The Fibonacci Series is a standard programming problem scenario, and we can obtain the series or nth Fibonacci number using both iterative as well as recursive. In this post, we’ll compare, discuss both methods and their complexities.

## Fibonacci Series – Example

`0 1 1 2 3 5 8 13 21 34 55 89 144`

The principle behind this order/sequence is very simple

The third number will be the sum of first two numbers and this keep repeating

The Mathematical formula would be, **F _{n} = F_{n-1} + F_{n-2 }**

```
0 1
0 1 1 (0+1)
0 1 1 2 (1+2)
0 1 1 2 3 (2+3)
```

## Fibonacci – Iterative Method

```
#include <iostream>
int Fibonacci(int n)
{
int i, one = 0, two = 1, three;
if (n == 0)
return one;
for (i = 2; i <= n; i++)
{
three = one + two;
one = two;
two = three;
}
return two;
}
int main()
{
int n = 10;
std::cout<<Fibonacci(n);
return 0;
}
```

**Time Complexity: **O(N)

**Space Complexity:** O(1)

## Explanation

Here we iterate n no.of times to find the nth Fibonacci number nothing more or less, hence time complexity is O(N), and space is constant as we use only three variables to store the last 2 Fibonacci numbers to find the next and so on.

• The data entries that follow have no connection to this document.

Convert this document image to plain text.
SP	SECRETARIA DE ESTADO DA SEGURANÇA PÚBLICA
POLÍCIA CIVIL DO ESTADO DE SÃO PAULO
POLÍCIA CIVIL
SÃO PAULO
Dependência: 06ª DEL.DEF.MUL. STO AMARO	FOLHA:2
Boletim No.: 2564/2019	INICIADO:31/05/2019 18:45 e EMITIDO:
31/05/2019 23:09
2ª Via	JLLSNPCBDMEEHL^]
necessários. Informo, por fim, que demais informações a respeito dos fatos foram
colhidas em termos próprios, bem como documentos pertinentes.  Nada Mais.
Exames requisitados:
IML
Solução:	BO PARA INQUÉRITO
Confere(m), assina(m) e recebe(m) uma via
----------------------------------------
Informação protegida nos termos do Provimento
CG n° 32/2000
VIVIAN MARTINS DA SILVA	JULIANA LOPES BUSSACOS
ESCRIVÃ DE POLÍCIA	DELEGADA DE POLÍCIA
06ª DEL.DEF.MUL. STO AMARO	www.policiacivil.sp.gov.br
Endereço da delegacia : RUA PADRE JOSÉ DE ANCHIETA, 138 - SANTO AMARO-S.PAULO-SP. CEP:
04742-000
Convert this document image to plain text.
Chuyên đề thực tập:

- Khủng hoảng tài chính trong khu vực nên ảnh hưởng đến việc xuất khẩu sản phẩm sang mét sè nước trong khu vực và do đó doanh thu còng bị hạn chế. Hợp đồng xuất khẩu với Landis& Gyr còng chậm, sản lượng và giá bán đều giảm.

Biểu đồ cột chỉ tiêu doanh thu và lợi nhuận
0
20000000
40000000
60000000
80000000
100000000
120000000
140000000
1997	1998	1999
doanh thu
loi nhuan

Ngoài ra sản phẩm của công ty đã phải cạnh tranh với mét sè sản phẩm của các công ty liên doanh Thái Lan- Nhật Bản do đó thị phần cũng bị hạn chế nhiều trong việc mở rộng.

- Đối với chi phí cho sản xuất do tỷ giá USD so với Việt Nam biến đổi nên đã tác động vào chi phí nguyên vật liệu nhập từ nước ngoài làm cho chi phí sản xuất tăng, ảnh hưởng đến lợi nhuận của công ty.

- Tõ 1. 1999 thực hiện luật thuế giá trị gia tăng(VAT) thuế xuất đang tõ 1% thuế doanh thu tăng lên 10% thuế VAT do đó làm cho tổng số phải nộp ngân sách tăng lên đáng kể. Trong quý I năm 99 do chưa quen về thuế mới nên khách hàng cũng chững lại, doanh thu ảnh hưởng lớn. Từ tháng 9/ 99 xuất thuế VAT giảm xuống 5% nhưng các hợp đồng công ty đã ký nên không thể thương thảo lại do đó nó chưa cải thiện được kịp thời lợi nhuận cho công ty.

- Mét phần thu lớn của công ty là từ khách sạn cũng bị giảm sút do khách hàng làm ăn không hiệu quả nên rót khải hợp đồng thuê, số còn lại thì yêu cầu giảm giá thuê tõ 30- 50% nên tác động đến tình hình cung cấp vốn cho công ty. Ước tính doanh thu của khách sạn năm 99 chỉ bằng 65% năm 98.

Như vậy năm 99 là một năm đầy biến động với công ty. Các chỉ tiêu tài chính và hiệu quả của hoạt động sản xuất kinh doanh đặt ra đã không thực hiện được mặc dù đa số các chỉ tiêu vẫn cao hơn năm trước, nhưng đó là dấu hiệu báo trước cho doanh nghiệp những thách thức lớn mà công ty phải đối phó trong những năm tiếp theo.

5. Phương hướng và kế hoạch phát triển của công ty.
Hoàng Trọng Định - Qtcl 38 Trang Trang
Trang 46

## Fibonacci Series- Recursive Method C++

```
#include <iostream>
int Fibonacci(int n)
{
if (n <= 1)
return n;
return Fibonacci(n-1) + Fibonacci(n-2);
}
int main ()
{
int n = 3;
std::cout << Fibonacci(n);
return 0;
}
```

**Time Complexity: **O(2^{N}) Exponential

**Space Complexity:** O(N)

## Explanation

First, we’ll consider the Time Complexity, for example

If n > 1 then T(n) = T(n-1) + T(n-2), because each recursion would call two more making the Time Complexity Exponential

Space looks constant but every time recursion is carried out there is a lot going on in the background as stack memory is used up for every call.

### Which one’s the Fastest?

It’s obvious, **Iterative method is the fastest **as well as memory efficient as we store only the last two values.

This post part of my #30DaysChallenge to write a blog post every day.